FCC club lunch with Barry WAIN
Speaker: Barry WAIN
Author / Writer-in-Residence at the Institute of Southeast Asian Studies
Topic: Mahathir’s legacy haunts Malaysia
Mr. WAIN feels that six years and two prime ministers after Mahathir MOHAMAD retired, Malaysia is mired in an array of problems bequeathed by the country’s longest-serving leader. Corruption plagues the ruling United Malays National Organization (UMNO). Communal relations are problematic. Ethnic Chinese and Indians are increasingly resentful of assertions of Malay dominance. And the government’s decades-old affirmative action policy is deeply resented, not least by Malays whom it is designed to help, while also hindering Malaysia’s competitiveness.
Although Dr. Mahathir deepened Malaysia’s industrialization and turned the country into one of the developing world’s most successful economies, his rapid-growth policies masked stresses and strains that threaten to overwhelm current Prime Minister Najib RAZAK. Najib’s dilemma is that he is a product of the unpopular system he is expected to reform if his UMNO-led coalition government, in power for half a century, is to survive. One glimmer of hope is that the three opposition parties, which made unprecedented gains in the 2008 general election, have been plagued by dissent and slow to formalize their own coalition.

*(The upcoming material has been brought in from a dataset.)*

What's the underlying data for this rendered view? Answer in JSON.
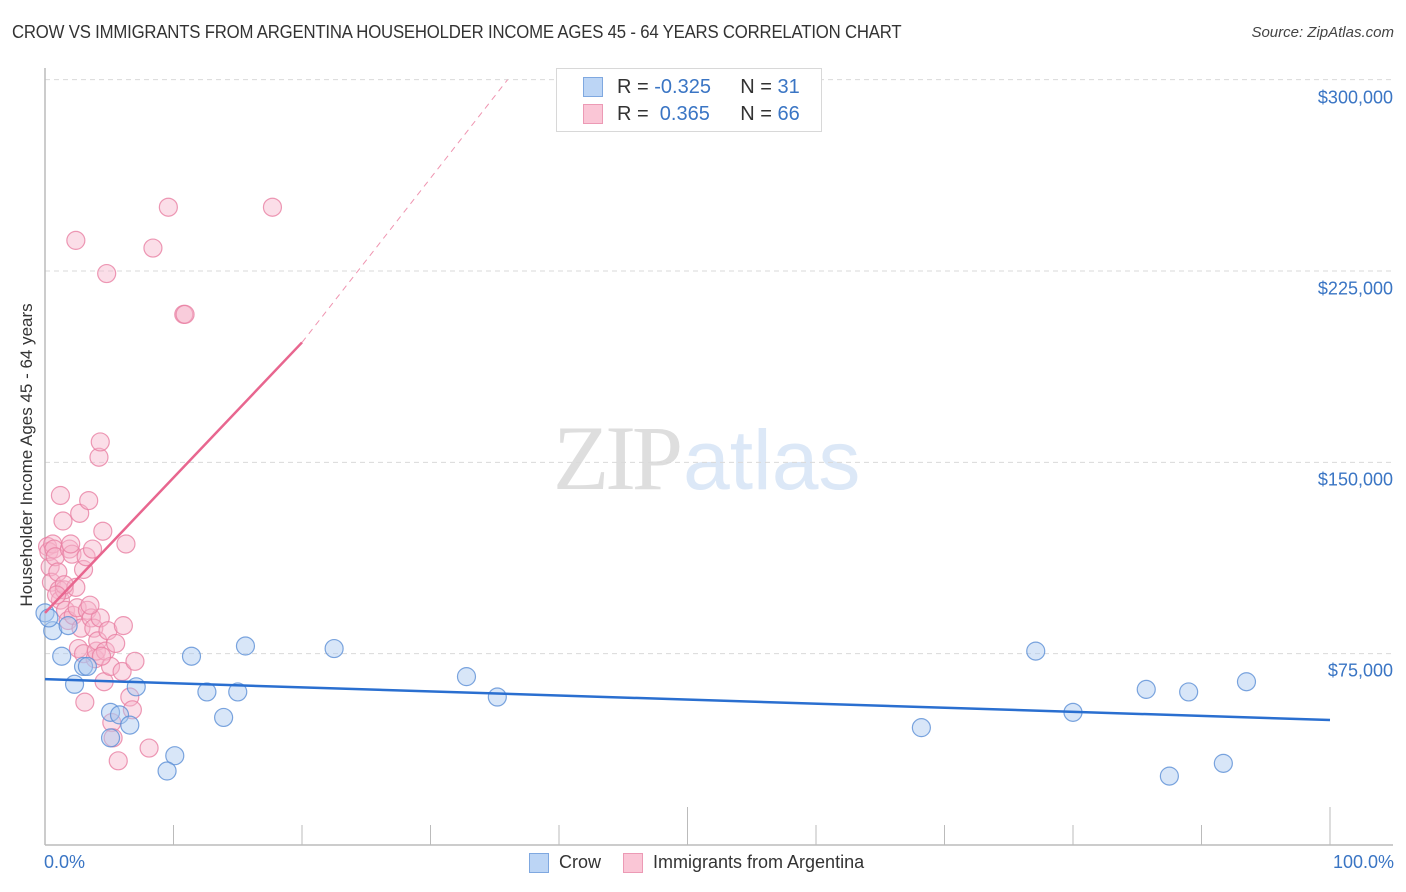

Barry WAIN, author of the recently released Malaysian Maverick: Mahathir MOHAMAD in Turbulent Times, published by Palgrave Macmillan in UK, is Writer-in-Residence at the Institute of Southeast Asian Studies in Singapore. A former editor of The Wall Street Journal Asia, he has lived in Asia for 38 years, working as a reporter, columnist and news executive in Hong Kong, Malaysia, Thailand and Singapore.